I am wondering how to generalize this to $$ f:\Bbb R^n\to\Bbb R^n.$$
I suspect we have $$\lim_{\|x\|\to \infty}\|f(x)\| = \infty,$$
under some conditions on the Jacobian $J_f$.
By the multivariate mean value theorem, one could get that
$$f_i(a) - f_i(b) = \langle J_f(z_i)_i,a-b\rangle ,$$
fore the component functions $f_i$ and some $z_i$ on the line segment between $a$ and $b$. At this point I am not sure how to put that into a condition on the Jacobian, for example if I use the matrix norm the inequality goes in the 'wrong' direction.
Edit:
Maybe a good starting point to think about this problem is strong convexity. Assume that $f$ is the gradient of some function $g$ : $$f(x) = \nabla_g(x).$$
$g$ is strongly convex, iff there exists some $m>0$ such that
$$\langle \nabla_g(x) - \nabla_g(y),x-y\rangle \geq m \Vert x-y\Vert_2^2 .$$
In particular, $g$ is strongly convex iff the Hessian of $g$, that is $J_f$, fullfills $$J_f \geq mI_n,$$
that is the smallest eigenvalue $\lambda_*$ of $J_f$ fulfills $\lambda_*\geq m$.

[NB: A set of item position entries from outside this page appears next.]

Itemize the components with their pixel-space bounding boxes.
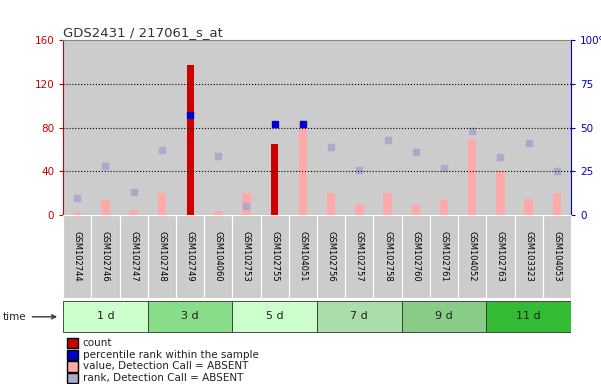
Text: GSM102753: GSM102753	[242, 231, 251, 282]
Text: time: time	[3, 312, 56, 322]
FancyBboxPatch shape	[148, 215, 176, 298]
Bar	[271, 144, 278, 215]
Text: GSM102758: GSM102758	[383, 231, 392, 282]
Bar	[299, 122, 307, 215]
Bar	[186, 65, 194, 215]
Text: GSM102756: GSM102756	[326, 231, 335, 282]
Text: GSM104052: GSM104052	[468, 231, 477, 281]
FancyBboxPatch shape	[401, 301, 486, 332]
Bar	[552, 193, 561, 215]
Text: GSM102757: GSM102757	[355, 231, 364, 282]
Bar	[430, 40, 458, 215]
Bar	[525, 199, 533, 215]
Bar	[73, 212, 82, 215]
Text: GDS2431 / 217061_s_at: GDS2431 / 217061_s_at	[63, 26, 223, 39]
Bar	[355, 204, 364, 215]
Bar	[129, 210, 138, 215]
FancyBboxPatch shape	[401, 215, 430, 298]
Text: GSM102761: GSM102761	[439, 231, 448, 282]
Text: GSM104051: GSM104051	[299, 231, 308, 281]
Text: value, Detection Call = ABSENT: value, Detection Call = ABSENT	[82, 361, 248, 371]
Bar	[412, 204, 420, 215]
Bar	[401, 40, 430, 215]
Bar	[186, 211, 194, 215]
FancyBboxPatch shape	[91, 215, 120, 298]
FancyBboxPatch shape	[204, 215, 233, 298]
FancyBboxPatch shape	[345, 215, 373, 298]
Text: GSM102755: GSM102755	[270, 231, 279, 281]
Text: GSM102747: GSM102747	[129, 231, 138, 282]
Bar	[327, 193, 335, 215]
FancyBboxPatch shape	[458, 215, 486, 298]
Bar	[514, 40, 543, 215]
FancyBboxPatch shape	[317, 215, 345, 298]
Bar	[233, 40, 261, 215]
FancyBboxPatch shape	[63, 301, 148, 332]
Bar	[214, 211, 222, 215]
Bar	[440, 200, 448, 215]
Bar	[383, 193, 392, 215]
Bar	[468, 139, 477, 215]
FancyBboxPatch shape	[317, 301, 401, 332]
Text: GSM104053: GSM104053	[552, 231, 561, 281]
Bar	[345, 40, 373, 215]
Bar	[543, 40, 571, 215]
FancyBboxPatch shape	[67, 361, 78, 372]
Bar	[176, 40, 204, 215]
FancyBboxPatch shape	[63, 215, 91, 298]
Text: count: count	[82, 338, 112, 348]
FancyBboxPatch shape	[148, 301, 233, 332]
FancyBboxPatch shape	[67, 373, 78, 383]
Text: percentile rank within the sample: percentile rank within the sample	[82, 350, 258, 360]
Text: GSM104060: GSM104060	[214, 231, 223, 281]
Text: rank, Detection Call = ABSENT: rank, Detection Call = ABSENT	[82, 373, 243, 383]
FancyBboxPatch shape	[233, 301, 317, 332]
Text: GSM102760: GSM102760	[411, 231, 420, 282]
FancyBboxPatch shape	[486, 215, 514, 298]
Bar	[289, 40, 317, 215]
Bar	[120, 40, 148, 215]
Bar	[261, 40, 289, 215]
Text: 1 d: 1 d	[97, 311, 114, 321]
Text: 7 d: 7 d	[350, 311, 368, 321]
Text: 3 d: 3 d	[182, 311, 199, 321]
FancyBboxPatch shape	[373, 215, 401, 298]
Text: GSM102763: GSM102763	[496, 231, 505, 282]
Text: GSM102749: GSM102749	[186, 231, 195, 281]
Bar	[486, 40, 514, 215]
FancyBboxPatch shape	[233, 215, 261, 298]
Text: GSM102746: GSM102746	[101, 231, 110, 282]
FancyBboxPatch shape	[430, 215, 458, 298]
Text: 11 d: 11 d	[516, 311, 541, 321]
Text: GSM102744: GSM102744	[73, 231, 82, 281]
Bar	[242, 193, 251, 215]
Text: 9 d: 9 d	[435, 311, 453, 321]
Bar	[148, 40, 176, 215]
Text: GSM102748: GSM102748	[157, 231, 166, 282]
Bar	[496, 171, 505, 215]
FancyBboxPatch shape	[486, 301, 571, 332]
Bar	[63, 40, 91, 215]
Bar	[317, 40, 345, 215]
Text: GSM103323: GSM103323	[524, 231, 533, 282]
FancyBboxPatch shape	[261, 215, 289, 298]
Text: 5 d: 5 d	[266, 311, 284, 321]
Bar	[157, 193, 166, 215]
Bar	[204, 40, 233, 215]
Bar	[458, 40, 486, 215]
FancyBboxPatch shape	[514, 215, 543, 298]
FancyBboxPatch shape	[120, 215, 148, 298]
FancyBboxPatch shape	[67, 350, 78, 360]
Bar	[373, 40, 401, 215]
Bar	[91, 40, 120, 215]
FancyBboxPatch shape	[543, 215, 571, 298]
FancyBboxPatch shape	[176, 215, 204, 298]
Bar	[101, 200, 109, 215]
FancyBboxPatch shape	[67, 338, 78, 348]
FancyBboxPatch shape	[289, 215, 317, 298]
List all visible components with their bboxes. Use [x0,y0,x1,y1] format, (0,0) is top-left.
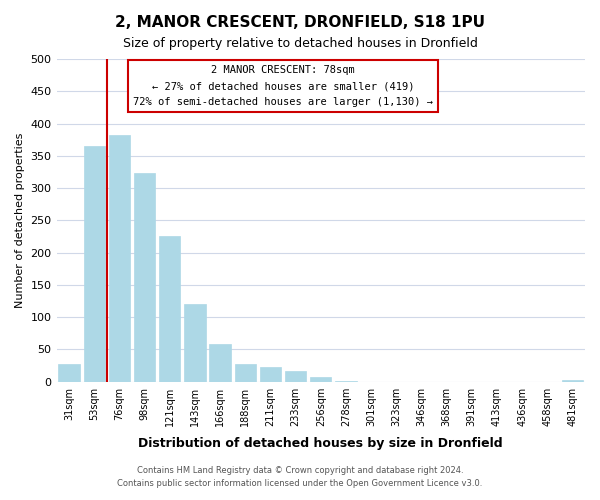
Bar [134,173,155,382]
Bar [109,134,130,382]
Y-axis label: Number of detached properties: Number of detached properties [15,132,25,308]
X-axis label: Distribution of detached houses by size in Dronfield: Distribution of detached houses by size … [139,437,503,450]
Bar [310,377,331,382]
Bar [335,381,356,382]
Text: Contains HM Land Registry data © Crown copyright and database right 2024.
Contai: Contains HM Land Registry data © Crown c… [118,466,482,487]
Bar [83,146,105,382]
Bar [260,367,281,382]
Bar [159,236,181,382]
Bar [184,304,206,382]
Bar [209,344,231,382]
Bar [235,364,256,382]
Text: 2, MANOR CRESCENT, DRONFIELD, S18 1PU: 2, MANOR CRESCENT, DRONFIELD, S18 1PU [115,15,485,30]
Text: 2 MANOR CRESCENT: 78sqm
← 27% of detached houses are smaller (419)
72% of semi-d: 2 MANOR CRESCENT: 78sqm ← 27% of detache… [133,66,433,106]
Bar [562,380,583,382]
Bar [58,364,80,382]
Bar [285,370,307,382]
Text: Size of property relative to detached houses in Dronfield: Size of property relative to detached ho… [122,38,478,51]
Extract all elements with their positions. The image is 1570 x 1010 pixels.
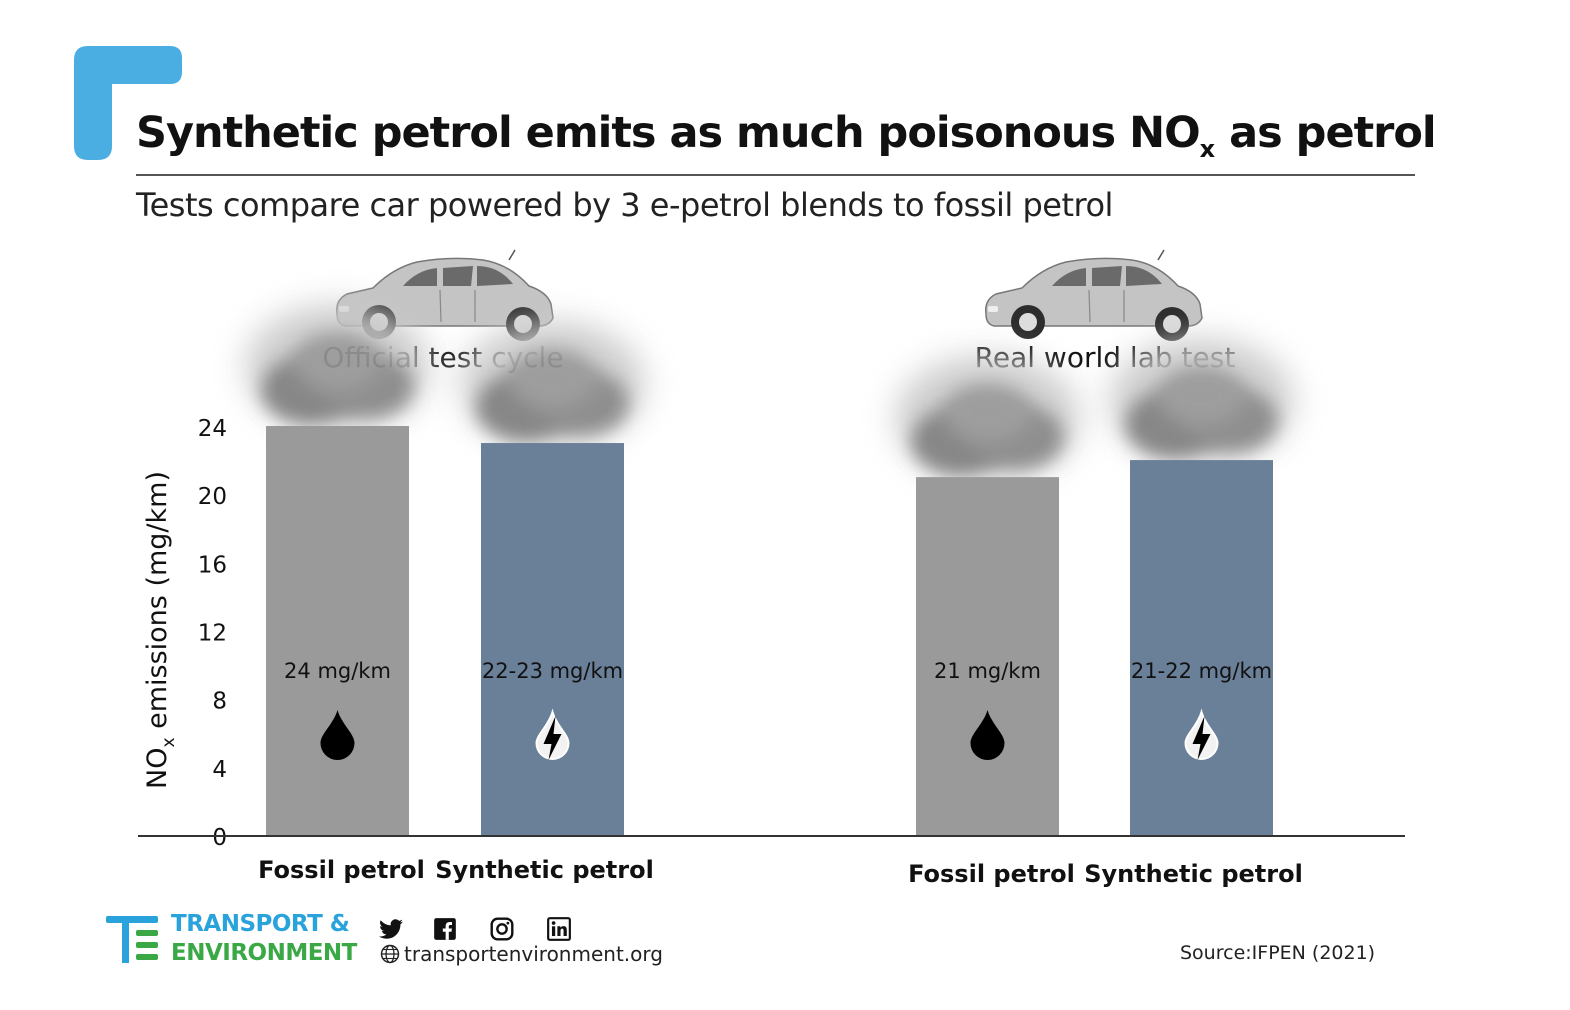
y-tick-label: 20: [198, 484, 227, 510]
category-label: Synthetic petrol: [1084, 860, 1303, 888]
category-label: Fossil petrol: [908, 860, 1075, 888]
bar-synthetic: [1130, 460, 1273, 835]
bar-value-label: 21 mg/km: [934, 659, 1041, 683]
title-divider: [136, 174, 1415, 176]
facebook-icon[interactable]: [432, 916, 458, 942]
website-text: transportenvironment.org: [404, 942, 663, 966]
page-title: Synthetic petrol emits as much poisonous…: [136, 108, 1437, 163]
y-tick-label: 12: [198, 621, 227, 647]
oil-drop-icon: [970, 710, 1005, 760]
te-logo-mark: [106, 916, 158, 963]
smoke-puff: [293, 332, 382, 392]
source-note: Source:IFPEN (2021): [1180, 942, 1376, 964]
instagram-icon[interactable]: [489, 916, 515, 942]
electric-drop-icon: [1184, 708, 1219, 760]
smoke-puff: [943, 383, 1032, 444]
category-label: Fossil petrol: [258, 856, 425, 884]
lightning-bolt: [543, 716, 562, 760]
bar-fossil: [266, 426, 409, 835]
car-icon: [984, 249, 1203, 342]
logo-text-environment: ENVIRONMENT: [171, 940, 357, 966]
y-tick-label: 16: [198, 552, 227, 578]
logo-text-transport: TRANSPORT &: [171, 911, 350, 937]
category-label: Synthetic petrol: [435, 856, 654, 884]
brand-corner-mark: [74, 46, 182, 160]
globe-icon: [380, 944, 400, 964]
oil-drop-icon: [320, 710, 355, 760]
smoke-cloud: [895, 355, 1080, 480]
bar-value-label: 24 mg/km: [284, 659, 391, 683]
y-tick-label: 8: [212, 689, 227, 715]
y-tick-label: 24: [198, 416, 227, 442]
bar-value-label: 21-22 mg/km: [1131, 659, 1272, 683]
smoke-puff: [508, 349, 597, 410]
page-subtitle: Tests compare car powered by 3 e-petrol …: [136, 186, 1113, 224]
bar-synthetic: [481, 443, 624, 835]
website-link[interactable]: transportenvironment.org: [380, 942, 663, 966]
y-axis-title: NOx emissions (mg/km): [142, 471, 179, 789]
smoke-puff: [1157, 366, 1246, 427]
linkedin-icon[interactable]: [546, 916, 572, 942]
electric-drop-icon: [535, 708, 570, 760]
title-subscript: x: [1199, 135, 1216, 163]
smoke-cloud: [245, 304, 430, 428]
y-tick-label: 0: [212, 825, 227, 851]
smoke-cloud: [1109, 338, 1294, 463]
twitter-icon[interactable]: [378, 916, 404, 942]
bar-fossil: [916, 477, 1059, 835]
y-tick-label: 4: [212, 757, 227, 783]
bar-value-label: 22-23 mg/km: [482, 659, 623, 683]
lightning-bolt: [1192, 716, 1211, 760]
smoke-cloud: [460, 321, 645, 446]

Then one can conclude by Cauchy-Schwarz:
$$ \Vert f(x) - f(y) \Vert \Vert x-y \Vert \geq \langle f(x) -f(y), x-y\rangle^2 \geq m^2 \Vert x-y\Vert^4 .$$
Which shows $\lim_{\|x\|\to \infty}\|f(x)\| = \infty.$
Of course, this line of argument requires that $f$ has a potential. Maybe one can find another condition without this assumption?